".... Ojcem wielkiej biedy w Polsce jest Donald Tusk..." Poprawcie mnie, ale czy Donald nie jest zwolennikiem UE ?

 

 

 

 

 Tydzien temu, 24 listopada prezes PiS , Jarosław Kaczyński, przekonywal ,

  że w Polsce jest bieda,..."WIELKA bieda".


 Mówił  to mając na uwadze kilkuletnie rządy Donalda Tuska, szefa megaproeuropejskiej partii...

Po 19 latach od podpisania umowy stowarzyszeniowej z Brukselą oskarzył polityków realizujących

 z pełnym oddaniem integrację z "ZACHODEM": To, co dzieje się dzisiaj w naszej ojczyźnie, można określić jako wielka bieda. Wielka bieda, ale nie w rozumieniu tylko braku środków materialnych, bardzo niskiego poziomu życia znacznej części Polaków,

 tylko w rozumieniu szerszym.
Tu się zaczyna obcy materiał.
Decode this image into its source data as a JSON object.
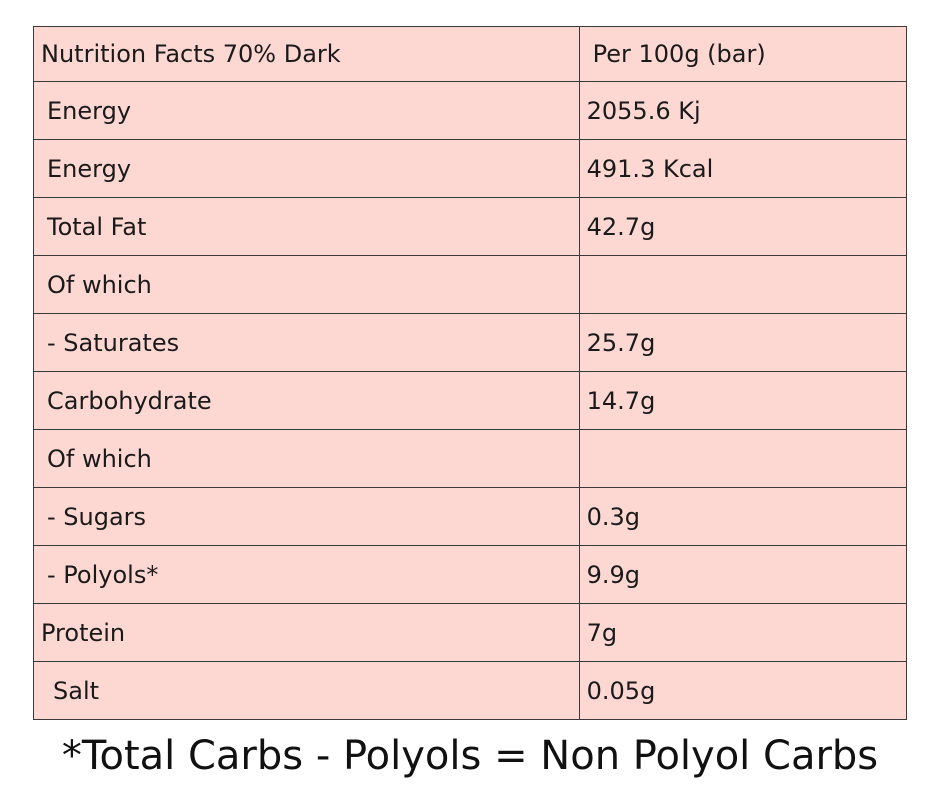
{
  "table": {
    "header": {
      "label": "Nutrition Facts 70% Dark",
      "value": "Per 100g (bar)"
    },
    "rows": [
      {
        "label": "Energy",
        "value": "2055.6 Kj"
      },
      {
        "label": "Energy",
        "value": "491.3 Kcal"
      },
      {
        "label": "Total Fat",
        "value": "42.7g"
      },
      {
        "label": "Of which",
        "value": ""
      },
      {
        "label": "- Saturates",
        "value": "25.7g"
      },
      {
        "label": "Carbohydrate",
        "value": "14.7g"
      },
      {
        "label": "Of which",
        "value": ""
      },
      {
        "label": "- Sugars",
        "value": "0.3g"
      },
      {
        "label": "- Polyols*",
        "value": "9.9g"
      },
      {
        "label": "Protein",
        "value": "7g"
      },
      {
        "label": "Salt",
        "value": "0.05g"
      }
    ]
  },
  "footnote": "*Total Carbs - Polyols = Non Polyol Carbs",
  "colors": {
    "table_background": "#fdd8d3",
    "border": "#3a3a3a",
    "text": "#1a1a1a"
  }
}
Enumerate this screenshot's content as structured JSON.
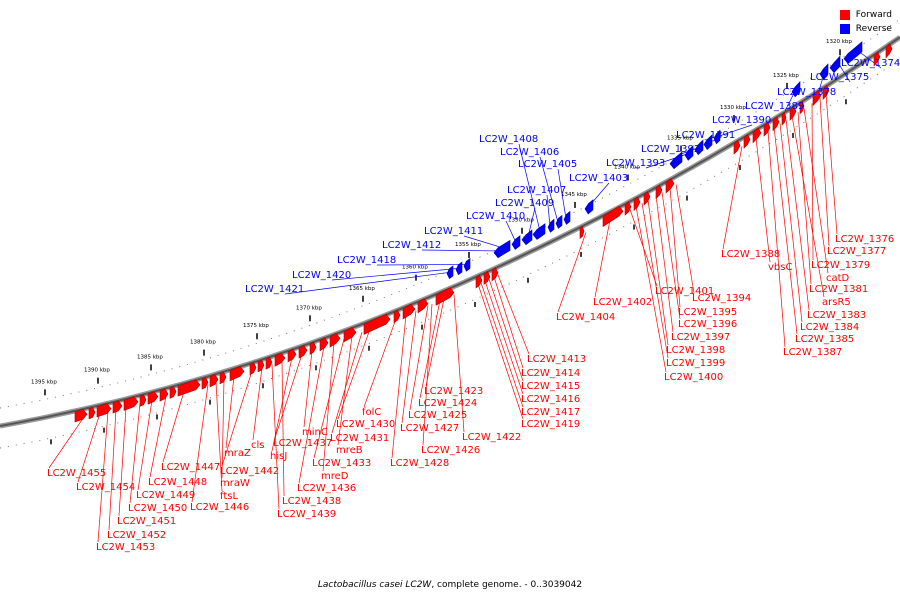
{
  "legend": {
    "forward_label": "Forward",
    "reverse_label": "Reverse",
    "forward_color": "#ff0000",
    "reverse_color": "#0000ff"
  },
  "caption": {
    "organism": "Lactobacillus casei LC2W",
    "rest": ", complete genome. - 0..3039042"
  },
  "scale_labels": [
    "1320 kbp",
    "1325 kbp",
    "1330 kbp",
    "1335 kbp",
    "1340 kbp",
    "1345 kbp",
    "1350 kbp",
    "1355 kbp",
    "1360 kbp",
    "1365 kbp",
    "1370 kbp",
    "1375 kbp",
    "1380 kbp",
    "1385 kbp",
    "1390 kbp",
    "1395 kbp"
  ],
  "reverse_genes": [
    "LC2W_1374",
    "LC2W_1375",
    "LC2W_1378",
    "LC2W_1389",
    "LC2W_1390",
    "LC2W_1391",
    "LC2W_1392",
    "LC2W_1393",
    "LC2W_1403",
    "LC2W_1405",
    "LC2W_1406",
    "LC2W_1407",
    "LC2W_1408",
    "LC2W_1409",
    "LC2W_1410",
    "LC2W_1411",
    "LC2W_1412",
    "LC2W_1418",
    "LC2W_1420",
    "LC2W_1421"
  ],
  "forward_genes": [
    "LC2W_1376",
    "LC2W_1377",
    "LC2W_1379",
    "catD",
    "LC2W_1381",
    "arsR5",
    "LC2W_1383",
    "LC2W_1384",
    "LC2W_1385",
    "LC2W_1387",
    "LC2W_1388",
    "vbsC",
    "LC2W_1394",
    "LC2W_1395",
    "LC2W_1396",
    "LC2W_1397",
    "LC2W_1398",
    "LC2W_1399",
    "LC2W_1400",
    "LC2W_1401",
    "LC2W_1402",
    "LC2W_1404",
    "LC2W_1413",
    "LC2W_1414",
    "LC2W_1415",
    "LC2W_1416",
    "LC2W_1417",
    "LC2W_1419",
    "LC2W_1422",
    "LC2W_1423",
    "LC2W_1424",
    "LC2W_1425",
    "LC2W_1426",
    "LC2W_1427",
    "LC2W_1428",
    "folC",
    "LC2W_1430",
    "LC2W_1431",
    "mreB",
    "LC2W_1433",
    "mreD",
    "LC2W_1436",
    "minC",
    "LC2W_1437",
    "hisJ",
    "LC2W_1438",
    "LC2W_1439",
    "cls",
    "LC2W_1442",
    "mraZ",
    "mraW",
    "ftsL",
    "LC2W_1446",
    "LC2W_1447",
    "LC2W_1448",
    "LC2W_1449",
    "LC2W_1450",
    "LC2W_1451",
    "LC2W_1452",
    "LC2W_1453",
    "LC2W_1454",
    "LC2W_1455"
  ]
}
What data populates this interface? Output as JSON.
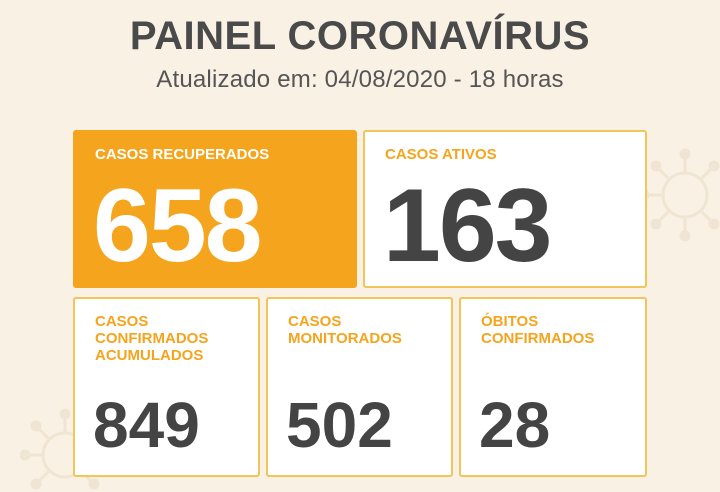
{
  "header": {
    "title": "PAINEL CORONAVÍRUS",
    "subtitle": "Atualizado em: 04/08/2020 - 18 horas"
  },
  "cards": {
    "recovered": {
      "label": "CASOS RECUPERADOS",
      "value": "658"
    },
    "active": {
      "label": "CASOS ATIVOS",
      "value": "163"
    },
    "confirmed": {
      "label_line1": "CASOS",
      "label_line2": "CONFIRMADOS",
      "label_line3": "ACUMULADOS",
      "value": "849"
    },
    "monitored": {
      "label_line1": "CASOS",
      "label_line2": "MONITORADOS",
      "value": "502"
    },
    "deaths": {
      "label_line1": "ÓBITOS",
      "label_line2": "CONFIRMADOS",
      "value": "28"
    }
  },
  "colors": {
    "accent": "#f5a41e",
    "card_border": "#f2c45a",
    "background": "#f8f1e4",
    "text_dark": "#444444"
  },
  "decorations": [
    "virus-icon",
    "virus-icon"
  ]
}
W rozumieniu, które odnosi się do kształtu naszego

życia w bardzo różnych jego aspektach. 

                                                        

Dzisiaj w Kijowie  jedyny lider prawicy, jak żartobliwie o sobie powiedział Jarosław K.,  przemawiał na Majdanie.

Opowiadał się   za wstąpieniem  wschodniego sąsiada do brukselskiego klubu...

Dziwne.....,   ani słowa nie powiedział , że Ukraińcy będą mieli biedę , wielką biedą....,taką jak w Polsce...

Nie powiedzial też , ze Polacy będą chętnie płacić na dopłaty  do uzytków rolnych "stepów szerokich"...

Wałęsa oszukał mnie , ale wzbogacił o przewrotną myśl , że "mozna być za , a nawet przeciw..."

 Sikorski też puścił farbę...Nie ma  i nie będzie kasy na Ukrainę....Czy nie wiedział tego , gdy reklamował strategiczny sukces dyplomacji warszawskiej pod kryptonimem Partnerstwo Wschodnie ???